Home Prices Dip In October

Home prices fell for a second straight month in October, according to the Standard & Poor’s / Case-Shiller index, released earlier this week. The index tracks prices in the nation’s 20 largest cities, of which 19 showed a decline on a month to month basis. Overall the index slipped 1.2 percent from September’s prices, and are down 3.4 percent compared to October 2010. Of course, a decline in home prices is typical this time of the year, as home buyers tend to be the most active during the summer, and sales historically tail off toward the end of the year.

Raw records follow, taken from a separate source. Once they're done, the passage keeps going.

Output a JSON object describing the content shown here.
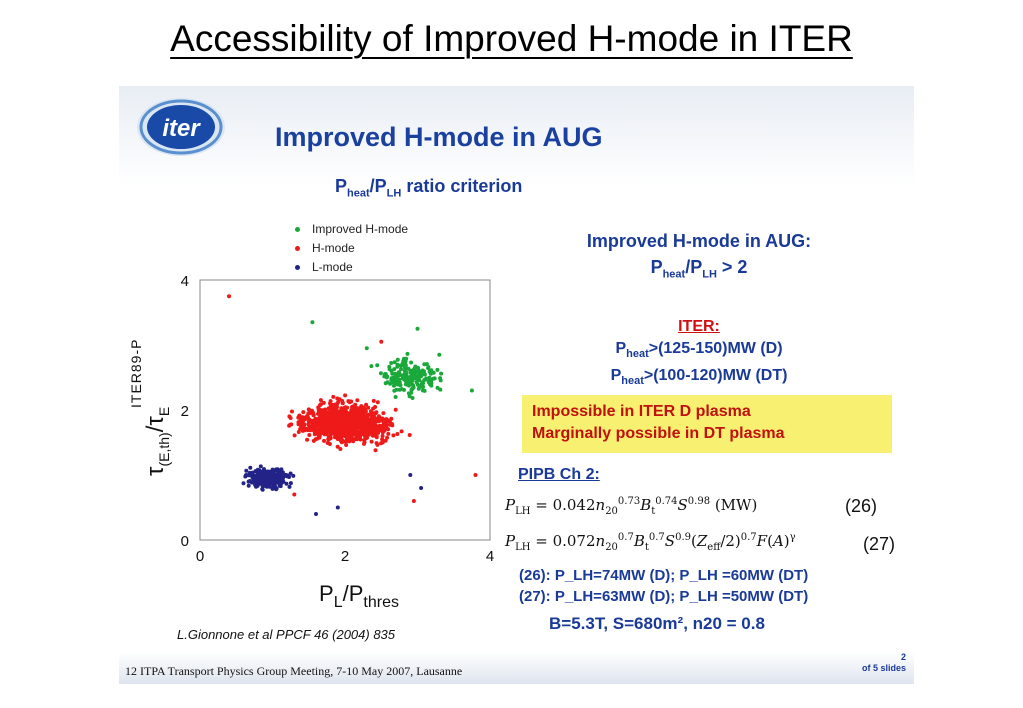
{
  "page": {
    "title": "Accessibility of Improved H-mode in ITER"
  },
  "slide": {
    "heading": "Improved H-mode in AUG",
    "logo_text": "iter",
    "criterion": {
      "p": "P",
      "heat": "heat",
      "slash": "/P",
      "lh": "LH",
      "rest": " ratio criterion"
    },
    "right_title_line1": "Improved H-mode in AUG:",
    "right_title_line2": {
      "p": "P",
      "heat": "heat",
      "slash": "/P",
      "lh": "LH",
      "rest": " > 2"
    },
    "iter_title": "ITER:",
    "iter_line1": {
      "p": "P",
      "heat": "heat",
      "rest": ">(125-150)MW (D)"
    },
    "iter_line2": {
      "p": "P",
      "heat": "heat",
      "rest": ">(100-120)MW (DT)"
    },
    "warning_line1": "Impossible in ITER D plasma",
    "warning_line2": "Marginally possible in DT plasma",
    "pipb_title": "PIPB Ch 2:",
    "eq1_number": "(26)",
    "eq2_number": "(27)",
    "result1": "(26): P_LH=74MW (D); P_LH =60MW (DT)",
    "result2": "(27): P_LH=63MW (D); P_LH =50MW (DT)",
    "params": "B=5.3T, S=680m², n20 = 0.8",
    "citation": "L.Gionnone et al PPCF 46 (2004) 835",
    "footer": "12 ITPA Transport Physics Group Meeting, 7-10 May 2007, Lausanne",
    "page_number": "2",
    "page_of": "of 5 slides"
  },
  "colors": {
    "improved": "#1aa83a",
    "hmode": "#ee1a1a",
    "lmode": "#232388",
    "heading": "#1a40a0",
    "warning_bg": "#f8f070"
  },
  "chart_data": {
    "type": "scatter",
    "title": "",
    "xlabel": "P_L/P_thres",
    "ylabel": "τ_(E,th)/τ_E ITER89-P",
    "xlim": [
      0,
      4
    ],
    "ylim": [
      0,
      4
    ],
    "xticks": [
      "0",
      "2",
      "4"
    ],
    "yticks": [
      "0",
      "2",
      "4"
    ],
    "legend_position": "top-left",
    "series": [
      {
        "name": "Improved H-mode",
        "color": "#1aa83a",
        "center": [
          2.9,
          2.5
        ],
        "spread": [
          0.5,
          0.35
        ],
        "count": 180,
        "outliers": [
          [
            1.55,
            3.35
          ],
          [
            2.3,
            2.95
          ],
          [
            3.0,
            3.25
          ],
          [
            3.3,
            2.85
          ],
          [
            3.75,
            2.3
          ]
        ]
      },
      {
        "name": "H-mode",
        "color": "#ee1a1a",
        "center": [
          2.0,
          1.8
        ],
        "spread": [
          0.75,
          0.35
        ],
        "count": 1100,
        "outliers": [
          [
            0.4,
            3.75
          ],
          [
            1.3,
            0.7
          ],
          [
            2.95,
            0.6
          ],
          [
            3.8,
            1.0
          ],
          [
            2.5,
            3.05
          ]
        ]
      },
      {
        "name": "L-mode",
        "color": "#232388",
        "center": [
          0.95,
          0.95
        ],
        "spread": [
          0.35,
          0.17
        ],
        "count": 360,
        "outliers": [
          [
            1.6,
            0.4
          ],
          [
            2.9,
            1.0
          ],
          [
            1.9,
            0.5
          ],
          [
            3.05,
            0.8
          ]
        ]
      }
    ]
  }
}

Of the cities tracked by the S&P index, Atlanta is suffering through the worst decline in values, as prices fell 5 percent in October after falling 5.9 percent in September, and are now down 11.7 percent on a year-to-year basis. Atlanta, Cleveland, Detroit and Las Vegas, meanwhile all have average prices lower than those seen at the beginning of 2000. US home values appeared to have stabilized during the summer, but analysts note that the brief respite from falling prices was merely a result of banks slowing down the foreclosure process.

The housing market still has to contend with a massive shadow inventory of distressed properties, the bulk of which must go through the system before any real recovery can take place in the housing market. At the end of the third quarter, there were still 6 million homeowners, or 12.6 percent of those with an outstanding mortgage, that were either seriously behind on their monthly payments or already in some stage of the foreclosure process. Furthermore, more than a fifth of the nation’s homes with mortgages were underwater, meaning their owners owed more on the loan than the home was worth.